Número de crianças registradas sem o nome do pai cresce durante a pandemia no Triângulo, Alto Paranaíba e Noroeste de MG

O número de crianças registradas sem o nome do pai aumentou durante os anos de pandemia nas principais cidades do Triângulo, Alto Paranaíba e Noroeste de Minas. O crescimento foi de 6,4%, de acordo com os dados da Associação Nacional dos Registradores de Pessoas Naturais (Arpen).

Para o levantamento foram considerados os períodos de março de 2020 a março de 2022 (período de pandemia) e fevereiro de 2018 a fevereiro de 2020 (período anterior à pandemia da Covid-19).

Análise dos números

Para a análise foram consideradas as cidades de AraguariAraxáConceição das AlagoasFrutalItuiutabaParacatuPatos de MinasUberaba e Uberlândia.

No período pré-pandemia foram registrados 49.326 nascimentos nas cidades, desses, 2.079 são casos de registros com pais ausentes. Já na pandemia, 45.935 nascimentos com 2.212 com pais ausentes.

Comparando os períodos, os nascimentos diminuíram no período de pandemia. Porém, o número de registros com pais ausentes aumentou. Por isso, além do crescimento desses dados, também há aumento na porcentagem de registros com pais ausentes, comparado aos registros totais.

A cidade com a maior porcentagem de certidão de nascimento sem o nome do pai é Uberaba, com 6,15%. No período pré-pandemia, os números já eram os maiores comparado com as outras cidades, com 5,7%, mas esses números apresentaram aumento.

Entre as cidades analisadas, Conceição das Alagoas foi a única que apresentou queda nessa porcentagem, saindo de 3,6% para 3,08%.

Motivos para o crescimento

Para a coordenadora da Comissão Permanente de Valorização e Proteção da mulher da UFU e professora Neiva Flavia de Oliveira, a pandemia agravou a situação, mas não é a única “culpada pelo aumento”.

“Quando vivemos um momento de crise, como agora e em função de um desdobramento não apenas da pandemia, vemos aumentar o desemprego e o preço das coisas, nós vemos ao mesmo tempo crescer o número de crianças que ficam sem o nome do pai no registro”, explicou Neiva.

Ainda de acordo com a coordenadora da comissão, ficar sem o nome do pai remete em muitos outros fatores além do documental. “Significa ficar sem o pai na vida.
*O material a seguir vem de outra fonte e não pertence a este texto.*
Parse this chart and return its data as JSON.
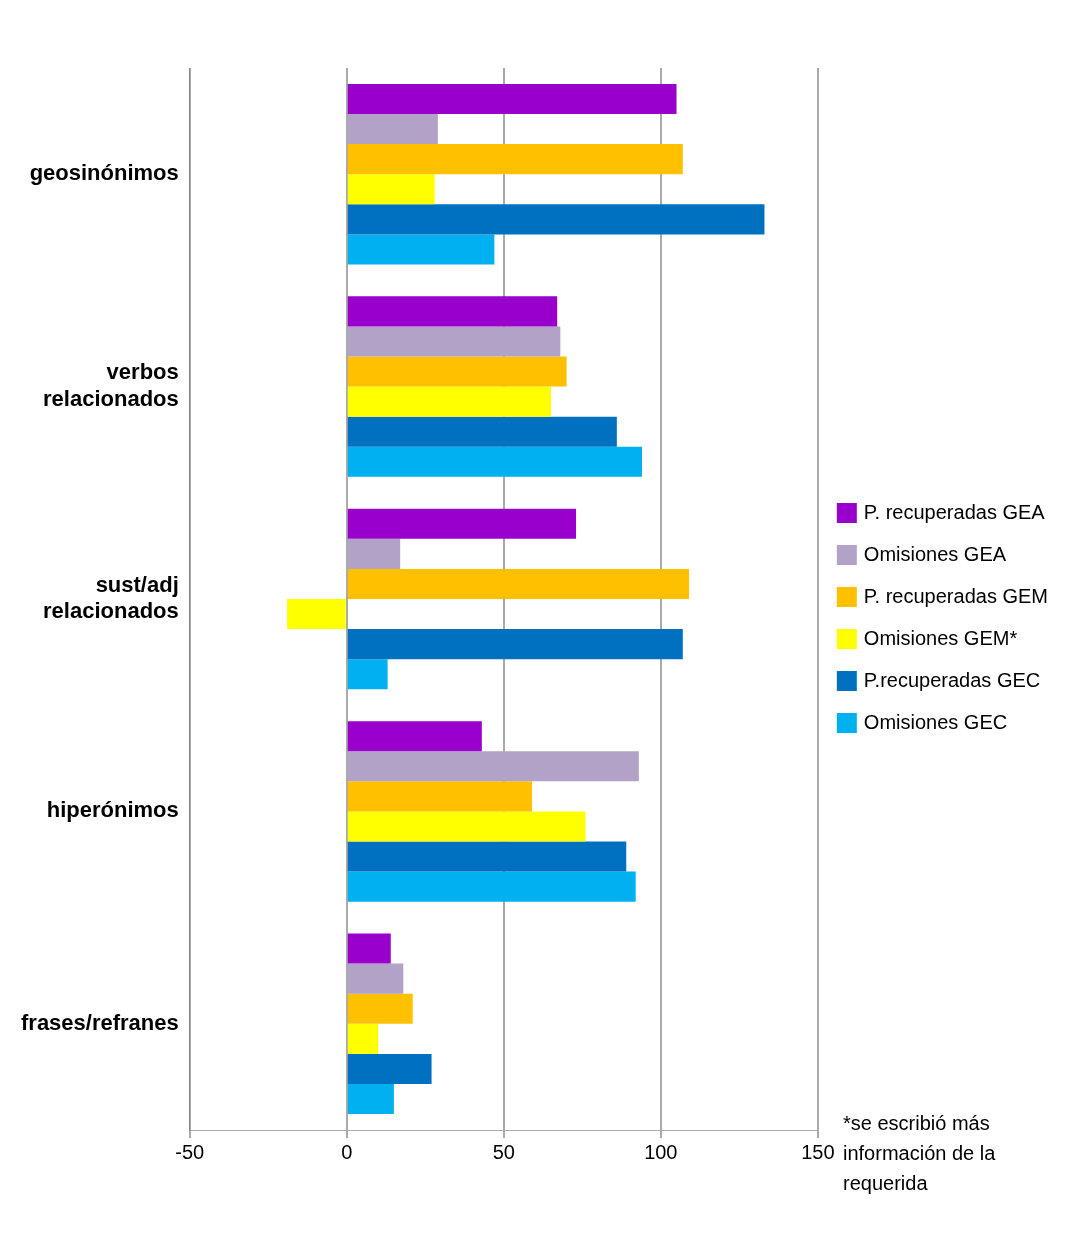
{
  "chart_data": {
    "type": "bar",
    "orientation": "horizontal",
    "categories": [
      "geosinónimos",
      "verbos relacionados",
      "sust/adj relacionados",
      "hiperónimos",
      "frases/refranes"
    ],
    "series": [
      {
        "name": "P. recuperadas GEA",
        "color": "#9900cc",
        "values": [
          105,
          67,
          73,
          43,
          14
        ]
      },
      {
        "name": "Omisiones GEA",
        "color": "#b3a2c7",
        "values": [
          29,
          68,
          17,
          93,
          18
        ]
      },
      {
        "name": "P. recuperadas GEM",
        "color": "#ffc000",
        "values": [
          107,
          70,
          109,
          59,
          21
        ]
      },
      {
        "name": "Omisiones GEM*",
        "color": "#ffff00",
        "values": [
          28,
          65,
          -19,
          76,
          10
        ]
      },
      {
        "name": "P.recuperadas GEC",
        "color": "#0070c0",
        "values": [
          133,
          86,
          107,
          89,
          27
        ]
      },
      {
        "name": "Omisiones GEC",
        "color": "#00b0f0",
        "values": [
          47,
          94,
          13,
          92,
          15
        ]
      }
    ],
    "xlim": [
      -50,
      150
    ],
    "xticks": [
      -50,
      0,
      50,
      100,
      150
    ],
    "grid": "x",
    "legend": "right",
    "annotations": [
      "*se escribió más información de la requerida"
    ]
  }
}
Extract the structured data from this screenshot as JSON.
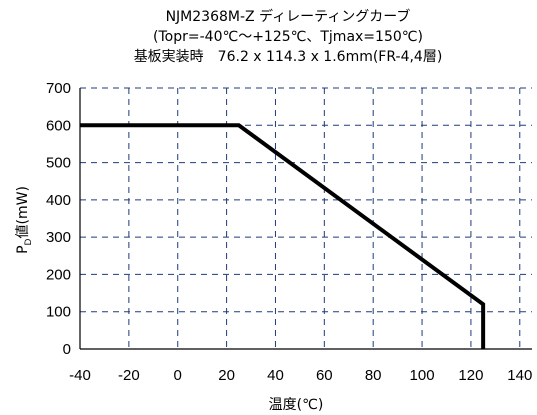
{
  "chart_data": {
    "type": "line",
    "title_lines": [
      "NJM2368M-Z ディレーティングカーブ",
      "(Topr=-40℃～+125℃、Tjmax=150℃)",
      "基板実装時　76.2 x 114.3 x 1.6mm(FR-4,4層)"
    ],
    "xlabel": "温度(℃)",
    "ylabel": {
      "main": "P",
      "subscript": "D",
      "rest": "値(mW)"
    },
    "xlim": [
      -40,
      145
    ],
    "ylim": [
      0,
      700
    ],
    "xticks": [
      -40,
      -20,
      0,
      20,
      40,
      60,
      80,
      100,
      120,
      140
    ],
    "yticks": [
      0,
      100,
      200,
      300,
      400,
      500,
      600,
      700
    ],
    "grid": true,
    "series": [
      {
        "x": [
          -40,
          25,
          125,
          125
        ],
        "y": [
          600,
          600,
          120,
          0
        ],
        "color": "#000000"
      }
    ]
  }
}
Sem ter esse pai ali em muitos sentidos, tanto no apoio emocional e afetivo, mas também no apoio financeiro”.

“Criar uma criança ou um adolescente custa e custa cada vez mais. O que acontece, todo o ônus da criação, em momentos de crise financeira desaba no ombro das mulheres”, completou.

Desta forma, Neiva pontua os motivos dessa situação não ser consequência da crise, mas sim, uma “consequência da estrutura patriarcal que entende que engravidar e ter o filho é responsabilidade da mulher. Se ela teve, problema dela, ela que se vire”.

“Infelizmente a responsabilidade paternal quanto aos filhos e filhas ainda é um assunto que precisa de muita campanha de educação e transformação em nosso país”, finalizou.

Direito de ter pai

A Defensoria Pública de Minas Gerais (DPMG) realiza o mutirão “Direito a Ter Pai” em algumas cidades das regiões. Em setembro de 2021, ocorreu a 9ª edição do evento, com serviço gratuito que conta com exames de DNA e reconhecimento espontâneo de paternidade e maternidade.

A intenção é, cada vez menos, ocorram casos de “pais ausentes” nas certidões.